Pommerle war von strahlender Freude erfüllt. Wenn es auch anfangs wenig Meinung für Schweden hatte, erfüllte der Gedanke, das geliebte Meer wiederzusehen, das Kinderherz; außerdem hatten ihm die Eltern versprochen, acht Tage in Pommern zu bleiben, daß das Kind sein altes Heimatdorf wiedersehen konnte.
Jule hatte zu den verschiedensten Mitteln gegriffen, um Pommerle von der Reise zurückzuhalten. Sogar ein Buch hatte er gelesen, das ihm der Meister auf sein Bitten hin gab. In diesem Buch stand zu lesen, daß ein Schwedenkönig Pommern einstens bedroht und stark verwüstet hätte.

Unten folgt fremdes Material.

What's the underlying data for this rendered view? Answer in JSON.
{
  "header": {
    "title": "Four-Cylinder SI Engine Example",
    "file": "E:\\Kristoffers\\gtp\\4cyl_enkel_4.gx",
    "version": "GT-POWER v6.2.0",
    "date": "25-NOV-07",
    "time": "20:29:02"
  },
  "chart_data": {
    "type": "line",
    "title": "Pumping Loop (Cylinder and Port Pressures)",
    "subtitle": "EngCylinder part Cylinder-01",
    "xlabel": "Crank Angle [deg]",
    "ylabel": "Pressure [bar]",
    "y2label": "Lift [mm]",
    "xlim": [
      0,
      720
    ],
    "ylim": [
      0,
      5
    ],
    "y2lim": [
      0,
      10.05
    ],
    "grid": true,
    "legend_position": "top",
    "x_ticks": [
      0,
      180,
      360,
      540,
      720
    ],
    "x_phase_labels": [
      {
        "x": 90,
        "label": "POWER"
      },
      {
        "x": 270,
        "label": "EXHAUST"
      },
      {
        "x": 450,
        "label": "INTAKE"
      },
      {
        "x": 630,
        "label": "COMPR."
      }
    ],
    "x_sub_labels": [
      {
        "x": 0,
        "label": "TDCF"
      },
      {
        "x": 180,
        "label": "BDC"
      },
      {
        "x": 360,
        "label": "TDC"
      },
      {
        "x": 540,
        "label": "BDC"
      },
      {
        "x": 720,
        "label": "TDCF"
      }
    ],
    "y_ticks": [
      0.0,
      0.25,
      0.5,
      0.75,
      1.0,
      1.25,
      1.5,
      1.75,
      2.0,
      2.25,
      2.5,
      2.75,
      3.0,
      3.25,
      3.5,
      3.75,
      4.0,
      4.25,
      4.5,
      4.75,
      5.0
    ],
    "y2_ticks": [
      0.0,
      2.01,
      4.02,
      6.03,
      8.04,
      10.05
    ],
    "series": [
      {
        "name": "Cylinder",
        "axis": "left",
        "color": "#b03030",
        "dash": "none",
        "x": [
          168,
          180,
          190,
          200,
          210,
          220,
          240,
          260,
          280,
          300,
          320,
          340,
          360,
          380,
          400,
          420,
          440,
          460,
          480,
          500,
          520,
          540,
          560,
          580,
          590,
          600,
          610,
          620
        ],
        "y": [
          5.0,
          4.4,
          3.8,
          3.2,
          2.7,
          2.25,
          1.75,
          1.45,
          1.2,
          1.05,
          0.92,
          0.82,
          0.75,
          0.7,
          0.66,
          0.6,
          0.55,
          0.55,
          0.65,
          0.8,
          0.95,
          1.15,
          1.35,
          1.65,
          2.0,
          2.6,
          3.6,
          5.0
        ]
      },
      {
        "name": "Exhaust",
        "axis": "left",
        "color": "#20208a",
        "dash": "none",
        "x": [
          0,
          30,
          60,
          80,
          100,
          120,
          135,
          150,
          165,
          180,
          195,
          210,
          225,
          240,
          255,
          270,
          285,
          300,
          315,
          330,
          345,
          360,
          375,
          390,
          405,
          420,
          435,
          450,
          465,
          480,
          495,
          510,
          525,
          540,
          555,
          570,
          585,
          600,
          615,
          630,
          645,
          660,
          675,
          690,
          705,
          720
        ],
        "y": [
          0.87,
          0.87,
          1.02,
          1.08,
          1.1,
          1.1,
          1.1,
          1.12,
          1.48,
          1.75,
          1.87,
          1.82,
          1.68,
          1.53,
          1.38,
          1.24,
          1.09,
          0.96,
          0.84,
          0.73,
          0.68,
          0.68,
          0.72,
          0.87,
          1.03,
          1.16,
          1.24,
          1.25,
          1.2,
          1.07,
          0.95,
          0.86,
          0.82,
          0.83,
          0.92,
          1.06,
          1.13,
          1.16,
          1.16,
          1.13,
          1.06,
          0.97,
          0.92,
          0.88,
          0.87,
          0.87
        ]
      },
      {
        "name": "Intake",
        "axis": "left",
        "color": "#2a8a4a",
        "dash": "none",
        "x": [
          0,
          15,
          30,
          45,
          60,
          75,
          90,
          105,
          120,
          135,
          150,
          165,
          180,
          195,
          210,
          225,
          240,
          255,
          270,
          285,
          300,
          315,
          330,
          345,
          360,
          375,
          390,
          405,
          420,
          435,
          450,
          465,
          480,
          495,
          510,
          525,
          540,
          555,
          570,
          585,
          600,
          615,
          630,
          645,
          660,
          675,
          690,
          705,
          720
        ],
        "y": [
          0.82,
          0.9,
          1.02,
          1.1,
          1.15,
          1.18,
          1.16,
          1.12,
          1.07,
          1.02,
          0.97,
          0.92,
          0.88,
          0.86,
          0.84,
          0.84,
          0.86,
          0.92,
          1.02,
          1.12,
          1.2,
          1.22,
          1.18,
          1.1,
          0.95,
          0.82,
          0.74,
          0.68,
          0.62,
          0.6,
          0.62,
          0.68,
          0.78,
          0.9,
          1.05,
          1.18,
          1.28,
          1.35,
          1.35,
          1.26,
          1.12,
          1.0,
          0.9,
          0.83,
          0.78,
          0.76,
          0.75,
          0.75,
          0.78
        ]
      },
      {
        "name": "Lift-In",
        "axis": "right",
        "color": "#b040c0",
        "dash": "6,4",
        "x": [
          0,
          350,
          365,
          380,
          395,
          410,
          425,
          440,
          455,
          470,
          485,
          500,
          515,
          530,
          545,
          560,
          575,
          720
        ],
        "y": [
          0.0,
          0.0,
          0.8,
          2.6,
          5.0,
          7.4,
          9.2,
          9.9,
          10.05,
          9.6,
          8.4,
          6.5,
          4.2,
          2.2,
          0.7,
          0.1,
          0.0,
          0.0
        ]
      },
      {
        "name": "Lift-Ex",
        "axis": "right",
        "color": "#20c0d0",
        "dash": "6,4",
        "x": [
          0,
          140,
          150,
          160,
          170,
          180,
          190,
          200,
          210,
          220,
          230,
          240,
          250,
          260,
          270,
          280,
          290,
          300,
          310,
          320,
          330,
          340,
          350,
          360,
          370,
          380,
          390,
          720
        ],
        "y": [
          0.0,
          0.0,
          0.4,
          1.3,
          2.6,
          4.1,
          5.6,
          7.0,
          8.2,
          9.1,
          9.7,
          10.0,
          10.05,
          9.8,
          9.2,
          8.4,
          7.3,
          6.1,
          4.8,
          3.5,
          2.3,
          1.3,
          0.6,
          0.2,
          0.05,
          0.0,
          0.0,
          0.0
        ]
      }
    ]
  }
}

»Ich denke, du hast dein Pommernland lieb, Hanna? Der Schwede hat alles kaputt gemacht. Zu solchen Leuten geht man nicht! Die betrachtet man als Feinde.«
Pommerle hatte sich darauf bei den Eltern Rat und Auskunft geholt, und schon am folgenden Tage erklärte es dem Freunde, daß das alles schon gewesen wäre, ehe der Jule geboren sei, und noch viel vorher. Außerdem seien die Schweden keine schlimmen Leute und keine Feinde.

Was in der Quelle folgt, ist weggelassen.